LAS VEGAS (FOX5) — The family who owned Wee Kirk o’the Heather Wedding Chapel in downtown Las Vegas said they were just as surprised to see it demolished as the rest of the community.
“It was definitely sad to see it go and we really weren’t aware that they were going to bulldoze it down,” said Joshua Gust.
The sign is now the only piece left of the historic chapel that dates back to 1940. Gust’s parents bought it in 1980.
“As a kid, I remember going down there, doing my homework. It’s kind of a unique building. It had a basement in it, it had a bedroom in the back, it had all kinds of things,” said Gust.
It was one of the first chapels on Las Vegas Boulevard but as downtown changed, so did business.
“You drove right by it, it was kind of the last place you saw before the courthouse before you turned down to go to the old marriage bureau. And then once they moved that further south, that just really, really hurt business. Since then it’s never really been the same.”
His family now owns several chapels in Las Vegas. As his parents got older, Gust said they wanted to take a step back so they started leasing it to another couple seven years ago.
They started looking to sell within the last year and closed in April. A cooperation from Chicago bought the property. Gust said he and his family had no idea it would be demolished six months later.
“Unfortunately, this has been a crazy year and I think actually operating as a chapel, COVID kind of finished that off for them.”
Gust said he and his family spent years trying to find a way to salvage the building, just like the other chapels they owned.

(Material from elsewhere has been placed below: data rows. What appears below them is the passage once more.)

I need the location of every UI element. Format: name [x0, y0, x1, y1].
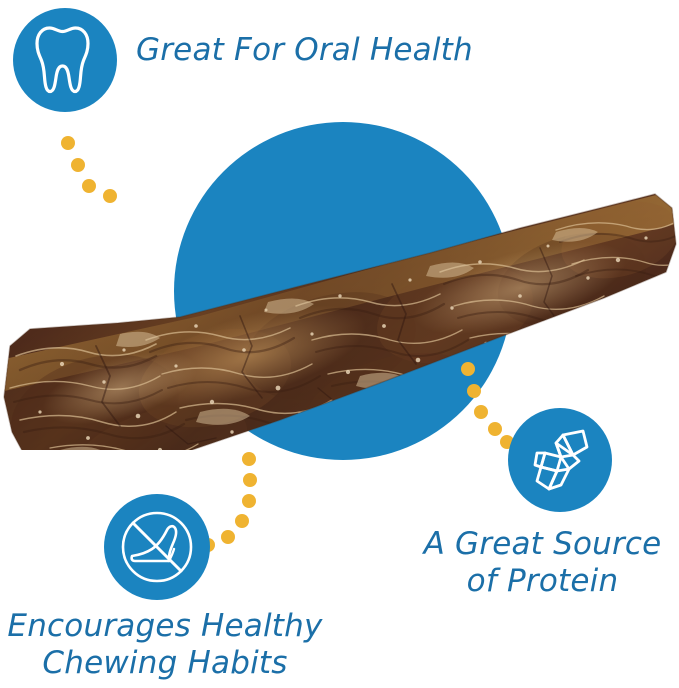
connector-dot: [242, 494, 256, 508]
benefit-label-chewing-habits: Encourages HealthyChewing Habits: [0, 608, 330, 681]
connector-dot: [103, 189, 117, 203]
infographic-canvas: Great For Oral Health Encourages Healthy…: [0, 0, 679, 688]
connector-dot: [474, 405, 488, 419]
connector-dot: [242, 452, 256, 466]
protein-label-line-1: A Great Source: [424, 526, 662, 562]
benefit-badge-chewing-habits[interactable]: [104, 494, 210, 600]
connector-dot: [243, 473, 257, 487]
benefit-label-oral-health: Great For Oral Health: [136, 32, 473, 69]
protein-label-line-2: of Protein: [467, 563, 619, 599]
tooth-icon: [33, 24, 97, 96]
connector-dot: [461, 362, 475, 376]
benefit-label-protein: A Great Sourceof Protein: [406, 526, 679, 599]
connector-dot: [71, 158, 85, 172]
connector-dot: [467, 384, 481, 398]
chew-label-line-2: Chewing Habits: [42, 645, 287, 681]
connector-dot: [82, 179, 96, 193]
dna-protein-icon: [523, 423, 597, 497]
connector-dot: [235, 514, 249, 528]
benefit-badge-oral-health[interactable]: [13, 8, 117, 112]
chew-label-line-1: Encourages Healthy: [7, 608, 322, 644]
no-shoe-chewing-icon: [119, 509, 195, 585]
connector-dot: [221, 530, 235, 544]
benefit-badge-protein[interactable]: [508, 408, 612, 512]
connector-dot: [61, 136, 75, 150]
connector-dot: [488, 422, 502, 436]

“With the Candlelight Wedding Chapel, when we donated that building they were able to jack it off the foundation and take it out to the Heritage Museum,” he said.
They asked the Heritage Museum about Wee Kirk o’the Heather, too.
“Because the original structure was made out of adobe, they said it would just crumble if they tried to move the building,” said Gust.
A spokesperson with the city of Las Vegas said the demolition permit was still under review when crews tore it down over the weekend.
The Nevada Preservation Foundation is collecting signatures to bring to Las Vegas City Council on Wednesday to get a protective ordinance that would review historic buildings before demolition.
“I think it’s good to have some kind of checks and balances to make sure, in a city where progress comes through so fast, that there’s some sort of pause to see how we can preserve the buildings, preserve history,” said Gust.
Wee Kirk o’the Heather was not listed on the Las Vegas Historic Properties Register, but the Nevada Preservation Foundation said it’s considered historic because of the age of the building and the impact the chapel had on the city.
Gust said he’s working with the Neon Museum to preserve the sign.